June 2 Update: Bug Fixes and an Essay
Three bugs got fixed today. The profile graph got a proper overhaul. And then I wrote something I've been putting off for a while. This is all of it in one post.
The WPM formula wasn't wrong. The inputs were.
Someone could theoretically finish a run with 743 WPM. That's not a flex — it was a bug.
The formula is (correctChars / 5) / (timeElapsed / 60). Standard. Correct. The problem was timeElapsed. If you lost all your lives within two seconds — say, by mashing random keys on hard mode — the timer would report 1 or 2 seconds, but correctChars could still be non-zero from whatever you typed before the lives ran out. Divide a few characters by 0.03 minutes and you get a WPM number that looks like a data entry error.
The fix is blunt: any run that ends in under 3 seconds now reports 0 WPM. No record saved. No graph point plotted. The formula didn't need to change — it was the input data that was nonsense.
Song HUD going off-screen on mobile
The song mode HUD has three segments: hits/misses on the left, accuracy in the middle, and the progress bar on the right. On narrow viewports — the kind you get on most Android phones — the stats segment was vanishing off the right edge of the screen.
The culprit was margin-left: auto on the stats container. That was pushing it as far right as it could go, which on a 360px wide screen meant partially or fully off-screen. Removed it. Also tightened the minimum width on the progress bar so all three HUD segments have room to coexist without forcing horizontal scroll. Small fix, actually usable now.
The profile graph was silently dropping all Song runs
The profile graph shows your last 30 games. There's a filter row at the top: All / Words / Sentences / Song. If you clicked "Song" it worked fine — showed only song games. If you clicked "All" it showed everything except song games.
One stray filter line in the rendering logic was stripping Song mode entries before they ever reached the canvas draw function. It had probably been there since Song mode was added to the history tracking. All 30 games now render correctly across all modes, all filters.

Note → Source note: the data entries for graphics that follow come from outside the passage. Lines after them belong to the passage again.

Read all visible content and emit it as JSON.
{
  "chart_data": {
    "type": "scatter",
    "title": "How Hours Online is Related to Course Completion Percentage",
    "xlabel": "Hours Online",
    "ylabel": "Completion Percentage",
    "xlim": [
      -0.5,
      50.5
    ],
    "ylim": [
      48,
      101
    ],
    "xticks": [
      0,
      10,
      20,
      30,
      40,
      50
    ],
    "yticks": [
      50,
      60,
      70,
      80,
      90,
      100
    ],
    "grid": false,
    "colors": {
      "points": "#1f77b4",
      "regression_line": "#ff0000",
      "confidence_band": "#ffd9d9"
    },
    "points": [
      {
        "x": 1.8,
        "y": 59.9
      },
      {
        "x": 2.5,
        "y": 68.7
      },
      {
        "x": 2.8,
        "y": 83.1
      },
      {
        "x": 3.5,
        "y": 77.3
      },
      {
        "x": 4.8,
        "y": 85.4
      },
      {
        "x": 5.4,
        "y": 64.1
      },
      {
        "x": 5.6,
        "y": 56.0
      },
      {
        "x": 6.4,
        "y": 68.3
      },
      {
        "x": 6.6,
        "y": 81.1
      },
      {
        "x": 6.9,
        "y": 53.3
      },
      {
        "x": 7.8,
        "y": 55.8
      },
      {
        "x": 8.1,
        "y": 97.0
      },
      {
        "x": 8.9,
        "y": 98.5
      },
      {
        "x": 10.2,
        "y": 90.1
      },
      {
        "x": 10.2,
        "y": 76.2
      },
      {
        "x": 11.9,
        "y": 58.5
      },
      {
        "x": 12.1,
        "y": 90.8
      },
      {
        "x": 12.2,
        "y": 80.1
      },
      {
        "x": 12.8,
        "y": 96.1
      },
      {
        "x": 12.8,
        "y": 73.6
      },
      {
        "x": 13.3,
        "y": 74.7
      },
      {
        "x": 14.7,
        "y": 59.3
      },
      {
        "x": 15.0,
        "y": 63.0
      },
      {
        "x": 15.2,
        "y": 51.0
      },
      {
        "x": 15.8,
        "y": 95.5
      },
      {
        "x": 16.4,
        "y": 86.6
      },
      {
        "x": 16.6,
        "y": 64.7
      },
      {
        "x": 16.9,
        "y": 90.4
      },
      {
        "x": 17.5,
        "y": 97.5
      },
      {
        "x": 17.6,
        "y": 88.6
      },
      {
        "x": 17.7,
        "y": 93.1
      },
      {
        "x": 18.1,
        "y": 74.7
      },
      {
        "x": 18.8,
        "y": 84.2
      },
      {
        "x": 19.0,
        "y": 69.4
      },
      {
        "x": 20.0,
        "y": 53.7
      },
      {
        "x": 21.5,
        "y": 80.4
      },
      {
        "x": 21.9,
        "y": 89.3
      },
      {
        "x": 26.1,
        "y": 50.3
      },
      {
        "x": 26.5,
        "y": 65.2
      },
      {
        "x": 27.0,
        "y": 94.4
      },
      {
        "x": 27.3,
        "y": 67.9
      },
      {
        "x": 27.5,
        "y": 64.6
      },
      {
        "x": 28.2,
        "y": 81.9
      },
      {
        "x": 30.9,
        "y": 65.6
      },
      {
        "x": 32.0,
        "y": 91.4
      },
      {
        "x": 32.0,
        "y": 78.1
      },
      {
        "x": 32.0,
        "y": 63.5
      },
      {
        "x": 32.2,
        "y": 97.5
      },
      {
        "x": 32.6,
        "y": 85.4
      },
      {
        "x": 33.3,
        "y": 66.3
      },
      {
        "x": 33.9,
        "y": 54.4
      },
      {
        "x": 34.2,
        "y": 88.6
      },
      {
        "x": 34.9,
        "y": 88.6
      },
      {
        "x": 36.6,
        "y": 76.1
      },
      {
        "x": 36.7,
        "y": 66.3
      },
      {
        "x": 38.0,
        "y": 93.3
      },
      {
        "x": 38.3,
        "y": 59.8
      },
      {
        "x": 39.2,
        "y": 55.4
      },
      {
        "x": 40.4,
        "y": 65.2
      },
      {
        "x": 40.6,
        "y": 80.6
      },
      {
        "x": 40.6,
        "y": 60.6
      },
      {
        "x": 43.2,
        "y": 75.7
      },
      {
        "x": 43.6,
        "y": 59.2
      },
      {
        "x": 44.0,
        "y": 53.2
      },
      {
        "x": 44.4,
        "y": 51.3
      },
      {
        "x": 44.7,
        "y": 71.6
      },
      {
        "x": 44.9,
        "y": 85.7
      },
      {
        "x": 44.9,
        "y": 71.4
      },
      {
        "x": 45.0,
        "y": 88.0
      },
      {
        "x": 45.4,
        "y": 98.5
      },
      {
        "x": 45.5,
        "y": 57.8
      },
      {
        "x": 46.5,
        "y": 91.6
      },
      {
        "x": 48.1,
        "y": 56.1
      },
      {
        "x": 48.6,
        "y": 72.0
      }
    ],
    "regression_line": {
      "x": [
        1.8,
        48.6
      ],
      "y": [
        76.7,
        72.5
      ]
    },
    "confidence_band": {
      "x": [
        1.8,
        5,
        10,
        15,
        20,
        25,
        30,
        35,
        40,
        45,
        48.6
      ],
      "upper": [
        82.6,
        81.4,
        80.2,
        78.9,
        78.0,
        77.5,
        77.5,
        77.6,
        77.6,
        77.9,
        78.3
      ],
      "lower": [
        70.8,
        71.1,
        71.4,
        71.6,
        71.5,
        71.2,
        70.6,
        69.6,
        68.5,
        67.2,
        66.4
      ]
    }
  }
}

For context, here's what the graph actually shows: WPM (or normalized score for Song) as the main line, accuracy as a faint orange overlay, dots colored by difficulty (green for Baby, cyan for Standard, red for Hard), and dot shape by mode (circles for Words, squares for Sentences, diamonds for Song). The first run in your history was also being dropped due to an off-by-one in the data slice. That's fixed too. If you have exactly 1 game in history it now shows up.
You can see a live example of what a full profile looks like at /profile-demo — a demo profile with 47 games across all modes and difficulties, with real badge unlocks, so you don't have to grind to see what the graph looks like populated.
On AI tools and effort
AI tools were used to build this. The AI slop discourse is valid — the internet is full of zero-effort garbage, apps that are clearly a prompt and a deploy button. That's a real problem.
The distinction that matters: AI wrote the code. The decisions were mine. Song mode, lives instead of timers, the PRNG for Daily Challenge, ghost race, 37 badges — every feature was a deliberate call about what was worth building. The tool can't tell you what's interesting. That part is still on the person.
Not a 20-minute project. The Lighthouse score is 100/100/100/100 because someone spent real time understanding what was regressing it. The badge system has 37 entries because the scope kept growing. The code is more considered than a first glance suggests.
On ads: they're going in blogs only, not the game. The game stays clean. No P2W, no nag screens, no paywall.
Wait. I just realized I'm several paragraphs deep into this. Too lazy to quit now.